It has also left it with a credit document that is a bit of a mouthful – amendment no.1 to amended and restated credit agreement.
One of the key changes is to modify the existing exception to the indebtedness covenant.
It permits an aggregate of up to $100 million in debt existing with respect to newly acquired restricted subsidiaries, which is as well as debt and capital lease obligations incurred to acquire assets to also include unsecured debt within the $100 million basket.
The prior $10 million basket allowed under the indebtedness covenant for debt of foreign subsidiaries has been increased to $50 million.
The modification adds an exception to the liens covenant permitting liens securing debt of foreign subsidiaries up to an aggregate $50 million.

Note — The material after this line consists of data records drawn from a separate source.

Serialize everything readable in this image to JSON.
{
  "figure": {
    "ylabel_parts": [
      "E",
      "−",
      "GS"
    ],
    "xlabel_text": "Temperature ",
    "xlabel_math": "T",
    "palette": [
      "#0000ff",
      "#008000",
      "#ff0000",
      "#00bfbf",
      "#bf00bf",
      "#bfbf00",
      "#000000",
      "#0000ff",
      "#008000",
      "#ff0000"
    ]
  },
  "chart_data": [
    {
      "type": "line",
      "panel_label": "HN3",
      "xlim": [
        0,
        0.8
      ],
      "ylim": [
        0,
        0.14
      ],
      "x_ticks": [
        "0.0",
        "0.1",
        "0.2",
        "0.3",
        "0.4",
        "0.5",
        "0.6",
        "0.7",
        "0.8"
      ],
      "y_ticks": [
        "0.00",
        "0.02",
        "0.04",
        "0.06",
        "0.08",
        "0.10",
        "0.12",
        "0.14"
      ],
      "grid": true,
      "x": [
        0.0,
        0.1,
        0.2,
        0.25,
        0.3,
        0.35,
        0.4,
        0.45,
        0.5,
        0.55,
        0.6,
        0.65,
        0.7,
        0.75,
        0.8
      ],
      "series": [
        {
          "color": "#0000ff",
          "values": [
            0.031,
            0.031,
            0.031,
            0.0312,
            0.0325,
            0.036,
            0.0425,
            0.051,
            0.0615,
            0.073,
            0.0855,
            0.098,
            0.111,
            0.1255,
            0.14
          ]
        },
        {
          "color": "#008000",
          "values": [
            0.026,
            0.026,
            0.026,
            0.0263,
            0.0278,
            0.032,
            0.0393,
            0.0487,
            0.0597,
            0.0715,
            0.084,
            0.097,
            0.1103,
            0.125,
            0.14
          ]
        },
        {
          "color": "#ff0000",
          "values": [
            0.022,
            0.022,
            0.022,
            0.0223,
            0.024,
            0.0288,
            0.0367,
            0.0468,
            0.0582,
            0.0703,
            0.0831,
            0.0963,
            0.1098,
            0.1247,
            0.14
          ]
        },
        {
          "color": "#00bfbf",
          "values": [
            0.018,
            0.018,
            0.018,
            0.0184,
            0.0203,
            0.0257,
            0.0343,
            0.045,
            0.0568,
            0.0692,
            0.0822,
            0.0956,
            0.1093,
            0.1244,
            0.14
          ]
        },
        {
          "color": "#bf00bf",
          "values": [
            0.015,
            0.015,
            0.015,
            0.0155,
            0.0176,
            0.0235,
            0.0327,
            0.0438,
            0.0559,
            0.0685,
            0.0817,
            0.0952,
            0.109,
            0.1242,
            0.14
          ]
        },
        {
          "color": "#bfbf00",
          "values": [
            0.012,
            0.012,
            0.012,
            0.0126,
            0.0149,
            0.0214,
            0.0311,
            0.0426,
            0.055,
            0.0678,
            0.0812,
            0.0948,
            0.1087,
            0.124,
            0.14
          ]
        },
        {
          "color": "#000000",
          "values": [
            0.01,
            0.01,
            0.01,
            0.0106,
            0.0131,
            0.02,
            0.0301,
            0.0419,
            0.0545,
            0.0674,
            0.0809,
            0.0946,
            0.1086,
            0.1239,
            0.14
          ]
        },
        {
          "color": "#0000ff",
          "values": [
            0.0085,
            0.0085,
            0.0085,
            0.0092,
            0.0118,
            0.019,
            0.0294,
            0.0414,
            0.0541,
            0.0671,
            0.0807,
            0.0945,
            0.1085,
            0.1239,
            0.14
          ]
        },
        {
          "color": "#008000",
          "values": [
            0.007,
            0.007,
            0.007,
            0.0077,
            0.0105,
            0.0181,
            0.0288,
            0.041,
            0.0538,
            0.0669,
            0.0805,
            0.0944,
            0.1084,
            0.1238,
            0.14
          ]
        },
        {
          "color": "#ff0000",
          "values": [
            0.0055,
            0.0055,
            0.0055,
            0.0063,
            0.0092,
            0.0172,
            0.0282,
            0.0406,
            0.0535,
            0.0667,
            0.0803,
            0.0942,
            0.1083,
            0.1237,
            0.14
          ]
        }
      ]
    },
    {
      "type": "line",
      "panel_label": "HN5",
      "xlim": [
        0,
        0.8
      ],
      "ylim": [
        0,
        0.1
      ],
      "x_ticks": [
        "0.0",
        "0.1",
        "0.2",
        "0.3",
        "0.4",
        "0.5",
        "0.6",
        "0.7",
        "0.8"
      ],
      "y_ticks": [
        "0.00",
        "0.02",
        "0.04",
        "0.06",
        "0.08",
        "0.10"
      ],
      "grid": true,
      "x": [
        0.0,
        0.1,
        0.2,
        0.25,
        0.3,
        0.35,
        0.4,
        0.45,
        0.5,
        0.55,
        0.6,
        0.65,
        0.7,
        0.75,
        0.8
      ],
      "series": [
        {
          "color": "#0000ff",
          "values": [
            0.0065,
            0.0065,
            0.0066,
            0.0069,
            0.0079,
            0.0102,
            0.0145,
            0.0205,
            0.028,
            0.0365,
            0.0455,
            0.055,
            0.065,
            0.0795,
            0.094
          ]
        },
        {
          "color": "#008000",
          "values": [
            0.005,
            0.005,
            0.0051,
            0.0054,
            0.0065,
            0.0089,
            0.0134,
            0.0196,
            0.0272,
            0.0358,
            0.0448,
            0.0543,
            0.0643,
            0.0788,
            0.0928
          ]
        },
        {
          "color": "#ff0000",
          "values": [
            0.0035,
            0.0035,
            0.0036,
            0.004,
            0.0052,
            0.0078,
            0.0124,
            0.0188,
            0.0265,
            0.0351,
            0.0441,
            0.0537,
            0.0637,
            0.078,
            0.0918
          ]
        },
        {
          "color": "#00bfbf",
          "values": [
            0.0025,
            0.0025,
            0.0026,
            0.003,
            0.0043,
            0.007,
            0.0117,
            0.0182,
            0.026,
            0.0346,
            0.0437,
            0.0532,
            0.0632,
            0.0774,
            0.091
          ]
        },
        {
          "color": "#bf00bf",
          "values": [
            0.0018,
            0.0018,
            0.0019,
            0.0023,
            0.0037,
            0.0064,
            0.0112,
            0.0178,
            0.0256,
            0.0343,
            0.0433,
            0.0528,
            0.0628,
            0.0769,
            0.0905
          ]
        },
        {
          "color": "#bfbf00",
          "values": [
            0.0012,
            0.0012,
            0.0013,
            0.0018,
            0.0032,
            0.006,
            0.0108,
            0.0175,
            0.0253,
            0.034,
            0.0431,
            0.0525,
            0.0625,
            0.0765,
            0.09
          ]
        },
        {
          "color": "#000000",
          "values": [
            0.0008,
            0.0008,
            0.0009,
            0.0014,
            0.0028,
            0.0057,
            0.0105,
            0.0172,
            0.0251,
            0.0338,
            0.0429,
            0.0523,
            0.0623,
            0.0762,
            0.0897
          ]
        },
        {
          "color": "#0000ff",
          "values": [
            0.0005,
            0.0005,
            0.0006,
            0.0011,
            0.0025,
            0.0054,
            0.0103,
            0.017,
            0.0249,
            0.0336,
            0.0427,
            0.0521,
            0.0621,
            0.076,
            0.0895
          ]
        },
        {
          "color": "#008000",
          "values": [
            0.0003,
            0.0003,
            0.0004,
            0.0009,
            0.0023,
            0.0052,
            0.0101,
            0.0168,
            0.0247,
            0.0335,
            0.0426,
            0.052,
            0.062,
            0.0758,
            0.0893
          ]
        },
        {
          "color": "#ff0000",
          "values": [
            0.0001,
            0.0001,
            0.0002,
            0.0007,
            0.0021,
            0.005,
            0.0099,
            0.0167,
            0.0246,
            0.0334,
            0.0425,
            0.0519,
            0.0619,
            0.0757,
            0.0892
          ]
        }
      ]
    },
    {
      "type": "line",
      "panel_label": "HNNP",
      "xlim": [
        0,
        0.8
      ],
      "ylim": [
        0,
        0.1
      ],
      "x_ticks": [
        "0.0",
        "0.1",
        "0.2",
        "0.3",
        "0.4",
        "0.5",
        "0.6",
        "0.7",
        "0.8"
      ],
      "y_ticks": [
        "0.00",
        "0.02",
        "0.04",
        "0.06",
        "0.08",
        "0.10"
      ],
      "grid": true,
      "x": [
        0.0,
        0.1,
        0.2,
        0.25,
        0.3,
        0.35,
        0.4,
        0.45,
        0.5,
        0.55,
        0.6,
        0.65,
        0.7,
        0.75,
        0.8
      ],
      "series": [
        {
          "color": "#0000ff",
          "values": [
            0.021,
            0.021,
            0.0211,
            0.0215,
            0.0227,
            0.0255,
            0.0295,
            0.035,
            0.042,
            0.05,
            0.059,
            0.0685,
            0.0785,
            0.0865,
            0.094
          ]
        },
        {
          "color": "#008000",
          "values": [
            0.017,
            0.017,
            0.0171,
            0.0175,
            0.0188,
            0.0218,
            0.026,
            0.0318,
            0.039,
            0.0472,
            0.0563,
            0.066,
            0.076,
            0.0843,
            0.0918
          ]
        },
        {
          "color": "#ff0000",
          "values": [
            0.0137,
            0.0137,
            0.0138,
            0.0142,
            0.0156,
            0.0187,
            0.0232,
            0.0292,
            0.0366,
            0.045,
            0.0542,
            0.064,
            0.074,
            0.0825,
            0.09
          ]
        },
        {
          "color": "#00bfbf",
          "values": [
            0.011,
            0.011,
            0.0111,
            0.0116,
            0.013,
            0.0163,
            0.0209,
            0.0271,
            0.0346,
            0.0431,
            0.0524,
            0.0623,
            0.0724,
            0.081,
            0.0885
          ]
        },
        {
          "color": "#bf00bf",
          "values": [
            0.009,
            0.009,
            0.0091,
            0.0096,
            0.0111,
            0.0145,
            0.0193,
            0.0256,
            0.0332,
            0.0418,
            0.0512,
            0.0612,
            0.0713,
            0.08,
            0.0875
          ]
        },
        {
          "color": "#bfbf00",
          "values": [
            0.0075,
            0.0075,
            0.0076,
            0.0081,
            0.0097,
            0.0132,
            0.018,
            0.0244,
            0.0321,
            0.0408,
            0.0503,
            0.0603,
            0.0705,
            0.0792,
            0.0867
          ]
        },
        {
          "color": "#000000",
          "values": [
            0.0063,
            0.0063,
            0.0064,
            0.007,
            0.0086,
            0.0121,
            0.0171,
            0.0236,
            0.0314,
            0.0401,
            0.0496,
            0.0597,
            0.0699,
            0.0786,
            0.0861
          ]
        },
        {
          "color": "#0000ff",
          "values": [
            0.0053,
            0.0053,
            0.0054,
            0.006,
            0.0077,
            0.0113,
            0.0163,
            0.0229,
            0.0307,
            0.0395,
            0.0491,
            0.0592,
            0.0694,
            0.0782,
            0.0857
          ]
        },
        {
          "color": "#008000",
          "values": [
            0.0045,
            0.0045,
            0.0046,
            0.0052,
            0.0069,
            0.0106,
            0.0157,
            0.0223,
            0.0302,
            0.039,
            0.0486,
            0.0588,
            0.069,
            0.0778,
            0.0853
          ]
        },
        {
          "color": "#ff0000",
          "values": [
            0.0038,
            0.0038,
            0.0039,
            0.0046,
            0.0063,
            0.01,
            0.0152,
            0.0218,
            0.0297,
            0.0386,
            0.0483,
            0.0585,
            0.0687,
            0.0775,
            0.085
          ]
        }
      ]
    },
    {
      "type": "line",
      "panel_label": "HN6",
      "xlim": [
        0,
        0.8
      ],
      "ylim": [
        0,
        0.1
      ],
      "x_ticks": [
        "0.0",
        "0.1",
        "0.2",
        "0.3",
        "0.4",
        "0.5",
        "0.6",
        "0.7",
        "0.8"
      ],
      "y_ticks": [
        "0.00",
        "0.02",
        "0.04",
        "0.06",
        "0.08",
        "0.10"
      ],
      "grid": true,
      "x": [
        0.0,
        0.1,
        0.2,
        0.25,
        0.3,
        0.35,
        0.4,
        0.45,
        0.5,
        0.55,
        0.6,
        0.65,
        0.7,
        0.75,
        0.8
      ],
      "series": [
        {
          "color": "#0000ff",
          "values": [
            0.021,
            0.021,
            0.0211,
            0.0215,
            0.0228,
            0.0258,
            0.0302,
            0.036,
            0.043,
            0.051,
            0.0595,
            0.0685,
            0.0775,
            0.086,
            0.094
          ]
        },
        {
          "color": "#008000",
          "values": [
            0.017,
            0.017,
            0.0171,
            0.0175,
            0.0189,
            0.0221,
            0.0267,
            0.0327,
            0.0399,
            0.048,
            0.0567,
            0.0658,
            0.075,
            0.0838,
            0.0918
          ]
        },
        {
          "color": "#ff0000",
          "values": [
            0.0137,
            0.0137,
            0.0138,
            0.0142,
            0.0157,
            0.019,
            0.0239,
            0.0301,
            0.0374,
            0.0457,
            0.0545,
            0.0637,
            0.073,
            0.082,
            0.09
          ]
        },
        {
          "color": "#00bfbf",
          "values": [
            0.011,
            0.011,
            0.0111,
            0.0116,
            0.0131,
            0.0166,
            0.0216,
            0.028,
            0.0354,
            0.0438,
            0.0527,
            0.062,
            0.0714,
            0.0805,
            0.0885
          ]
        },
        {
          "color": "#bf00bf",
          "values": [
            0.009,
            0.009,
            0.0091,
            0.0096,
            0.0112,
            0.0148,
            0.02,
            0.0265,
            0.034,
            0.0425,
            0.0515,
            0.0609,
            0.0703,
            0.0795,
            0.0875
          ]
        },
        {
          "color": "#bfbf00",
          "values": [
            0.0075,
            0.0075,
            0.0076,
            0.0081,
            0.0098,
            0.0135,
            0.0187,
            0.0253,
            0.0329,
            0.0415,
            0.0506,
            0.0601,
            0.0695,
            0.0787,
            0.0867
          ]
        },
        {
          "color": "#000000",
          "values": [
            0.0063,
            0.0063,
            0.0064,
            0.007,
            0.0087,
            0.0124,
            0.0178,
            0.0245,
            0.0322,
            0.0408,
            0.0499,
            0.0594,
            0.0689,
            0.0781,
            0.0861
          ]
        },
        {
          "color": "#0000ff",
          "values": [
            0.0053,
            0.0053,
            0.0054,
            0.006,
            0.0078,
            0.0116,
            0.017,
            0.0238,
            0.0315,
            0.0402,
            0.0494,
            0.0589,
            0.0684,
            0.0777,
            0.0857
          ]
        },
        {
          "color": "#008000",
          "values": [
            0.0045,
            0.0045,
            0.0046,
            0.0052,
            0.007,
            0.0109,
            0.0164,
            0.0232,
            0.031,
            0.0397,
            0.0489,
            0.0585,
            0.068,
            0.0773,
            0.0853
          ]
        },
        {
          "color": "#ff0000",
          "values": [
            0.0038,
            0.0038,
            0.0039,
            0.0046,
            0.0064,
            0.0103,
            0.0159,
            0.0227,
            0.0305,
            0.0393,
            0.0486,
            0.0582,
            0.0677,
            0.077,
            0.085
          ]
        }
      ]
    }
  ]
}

The general exception to the liens covenant permitting liens of up to the greater of $35 million and 3% of consolidated net tangible assets has been modified too.
The aggregate permitted amount has been increased to 12% of consolidated net tangible assets.
Also modified is the existing exception to the investment’s covenant limiting investments in entities that are not guarantors of the credit agreement.
The limitation is removed for foreign subsidiaries that are or will be restricted subsidiaries under the credit agreement.
The cumulative net income basket used to determine permitted distributions and certain permitted investments has been changed by moving the start date.
Instead of the calculation of cumulative net income being July 1, 2011, it is instead January 1, 2010.